Laterale italo-brasiliano, nato a Concórdia nel 1991, comincia a muoversi nel mondo del pallone a rimbalzo controllato nella squadra della sua città (2010-11), poi Jaraguà, Chapecoense e Joaçaba (2014). Nel 2015 arriva in Italia al Kaos, l'anno successivo indossa la maglia del Real Rieti prima di tornare momentaneamente in terra natia. Nel gennaio 2018 dal Belpaese riceve la chiamata della Feldi Eboli. Al termine della stagione incrocia i suoi destini proprio con il Fuorigrotta ed il presidente Perugino: alle pendici del Vesuvio è protagonista della storica scalata del club dalla Cadetteria all'élite del futsal nostrano con ben 102 reti realizzate: indimenticabile il contributo nell'annata dei record in A2 del 2020-21 con 24 vittorie in altrettanti incontri e la Coppa di categoria sollevata a Porto San Giorgio. Le lacrime contro il Melilli, al termine della cavalcata che conduce i partenopei in A. Nel 2021-22 è la volta del debutto in massima serie con i colori azzurri, poi nel 2022-23 si trasferisce alla L84 con cui vince la Coppa Divisione. Dal luglio 2023 diventa perno della Meta Catania ed insieme all'altro neo-acquisto Bocão ottiene il bis di scudetti proprio contro il Napoli battuto in finalissima, aggiungendovi successivamente la Supercoppa del 2024. A marzo scorso l'ennesimo trionfo, in Coppa Italia ad Ancona.

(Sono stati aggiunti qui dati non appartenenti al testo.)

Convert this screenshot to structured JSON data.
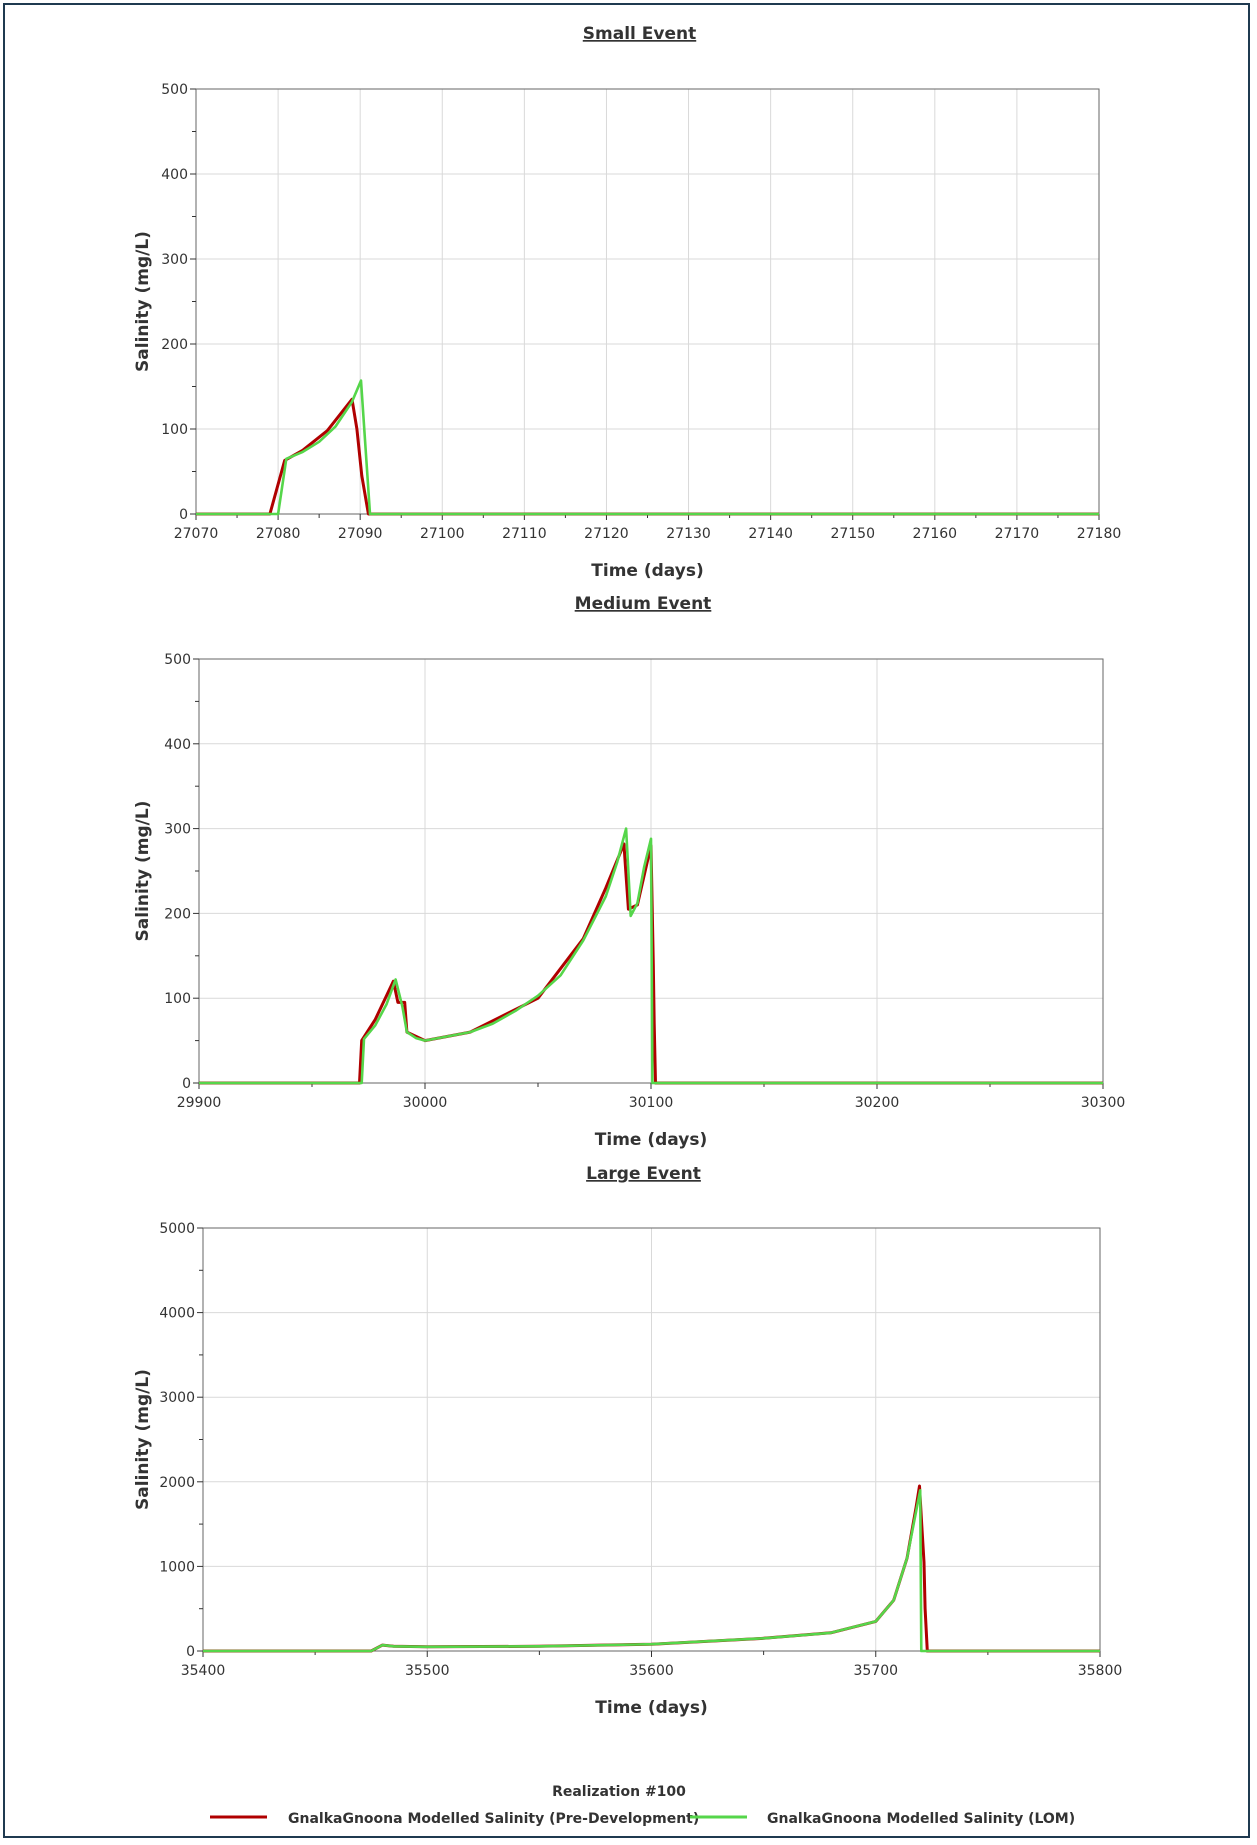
{
  "colors": {
    "pre_development": "#b00000",
    "lom": "#55d64a",
    "grid": "#d9d9d9",
    "axis": "#333333",
    "text": "#333333"
  },
  "legend": {
    "title": "Realization #100",
    "items": [
      {
        "label": "GnalkaGnoona Modelled Salinity (Pre-Development)",
        "color": "#b00000"
      },
      {
        "label": "GnalkaGnoona Modelled Salinity (LOM)",
        "color": "#55d64a"
      }
    ],
    "placement": "bottom-center"
  },
  "chart_data": [
    {
      "type": "line",
      "title": "Small Event",
      "xlabel": "Time (days)",
      "ylabel": "Salinity (mg/L)",
      "xlim": [
        27070,
        27180
      ],
      "ylim": [
        0,
        500
      ],
      "xticks": [
        27070,
        27080,
        27090,
        27100,
        27110,
        27120,
        27130,
        27140,
        27150,
        27160,
        27170,
        27180
      ],
      "yticks": [
        0,
        100,
        200,
        300,
        400,
        500
      ],
      "grid": true,
      "series": [
        {
          "name": "GnalkaGnoona Modelled Salinity (Pre-Development)",
          "color": "#b00000",
          "x": [
            27070,
            27079,
            27080.8,
            27083,
            27086,
            27089,
            27089.6,
            27090.2,
            27091,
            27092,
            27180
          ],
          "y": [
            0,
            0,
            63,
            75,
            98,
            135,
            100,
            45,
            0,
            0,
            0
          ]
        },
        {
          "name": "GnalkaGnoona Modelled Salinity (LOM)",
          "color": "#55d64a",
          "x": [
            27070,
            27080,
            27081,
            27083,
            27085,
            27087,
            27089,
            27090.1,
            27091.2,
            27092,
            27180
          ],
          "y": [
            0,
            0,
            65,
            73,
            85,
            103,
            132,
            157,
            0,
            0,
            0
          ]
        }
      ]
    },
    {
      "type": "line",
      "title": "Medium Event",
      "xlabel": "Time (days)",
      "ylabel": "Salinity (mg/L)",
      "xlim": [
        29900,
        30300
      ],
      "ylim": [
        0,
        500
      ],
      "xticks": [
        29900,
        30000,
        30100,
        30200,
        30300
      ],
      "yticks": [
        0,
        100,
        200,
        300,
        400,
        500
      ],
      "grid": true,
      "series": [
        {
          "name": "GnalkaGnoona Modelled Salinity (Pre-Development)",
          "color": "#b00000",
          "x": [
            29900,
            29971,
            29972,
            29978,
            29986,
            29988,
            29991,
            29992,
            30000,
            30020,
            30050,
            30070,
            30080,
            30088,
            30090,
            30094,
            30100,
            30101,
            30101.4,
            30102,
            30300
          ],
          "y": [
            0,
            0,
            50,
            75,
            120,
            95,
            95,
            60,
            50,
            60,
            100,
            170,
            230,
            282,
            205,
            210,
            280,
            140,
            70,
            0,
            0
          ]
        },
        {
          "name": "GnalkaGnoona Modelled Salinity (LOM)",
          "color": "#55d64a",
          "x": [
            29900,
            29972,
            29973,
            29978,
            29983,
            29987,
            29990,
            29992,
            29996,
            30000,
            30010,
            30020,
            30030,
            30040,
            30050,
            30060,
            30070,
            30080,
            30085,
            30089,
            30091,
            30094,
            30097,
            30100,
            30100.6,
            30300
          ],
          "y": [
            0,
            0,
            52,
            68,
            93,
            122,
            90,
            60,
            53,
            50,
            55,
            60,
            70,
            85,
            103,
            127,
            168,
            220,
            260,
            300,
            197,
            212,
            255,
            288,
            0,
            0
          ]
        }
      ]
    },
    {
      "type": "line",
      "title": "Large Event",
      "xlabel": "Time (days)",
      "ylabel": "Salinity (mg/L)",
      "xlim": [
        35400,
        35800
      ],
      "ylim": [
        0,
        5000
      ],
      "xticks": [
        35400,
        35500,
        35600,
        35700,
        35800
      ],
      "yticks": [
        0,
        1000,
        2000,
        3000,
        4000,
        5000
      ],
      "grid": true,
      "series": [
        {
          "name": "GnalkaGnoona Modelled Salinity (Pre-Development)",
          "color": "#b00000",
          "x": [
            35400,
            35475,
            35480,
            35485,
            35500,
            35550,
            35600,
            35650,
            35680,
            35700,
            35708,
            35714,
            35718,
            35719.5,
            35720.5,
            35721.5,
            35722,
            35723,
            35800
          ],
          "y": [
            0,
            0,
            70,
            55,
            50,
            55,
            80,
            150,
            215,
            350,
            600,
            1100,
            1700,
            1950,
            1500,
            1050,
            500,
            0,
            0
          ]
        },
        {
          "name": "GnalkaGnoona Modelled Salinity (LOM)",
          "color": "#55d64a",
          "x": [
            35400,
            35475,
            35480,
            35485,
            35500,
            35550,
            35600,
            35650,
            35680,
            35700,
            35708,
            35714,
            35718,
            35719.8,
            35720.3,
            35800
          ],
          "y": [
            0,
            0,
            70,
            55,
            50,
            55,
            80,
            150,
            215,
            350,
            600,
            1100,
            1650,
            1900,
            0,
            0
          ]
        }
      ]
    }
  ]
}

Luìs è anche nel giro della Nazionale: convocato per la prima volta dal ct Samperi in occasione del playoff con il Kazakistan a settembre 2025, ha poi partecipato a Euro 2026 fermandosi con l'Italia ai quarti di finale.
"Alla chiamata della dirigenza ho vissuto nuovamente un film, che mi è passato per la mente - racconta Turmena -. Tornare a Napoli: un film appunto bellissimo, una storia meravigliosa. Manca però il finale e il mio obiettivo è vincere qui il campionato e tutte le altre competizione per chiudere alla perfezione un cerchio. Io e la mia famiglia qui siamo stati felicissimi - aggiunge -, sono onorato di riabbracciare la città e indossare ancora questa maglia. Grazie al presidente Perugino ed alla società, risponderò sul campo per i nostri tifosi".
"Una grande emozione riaccogliere Luìs - dice il dg Scolavino -, con lui si è festeggiato in passato. Andò via a fine di un ciclo da calcettista fortissimo, ora si ripresenta da campione che ha vinto tanto. Per noi e per lui potrebbe essere davvero la chiusura del cerchio di uno splendido amore e speriamo sarà così".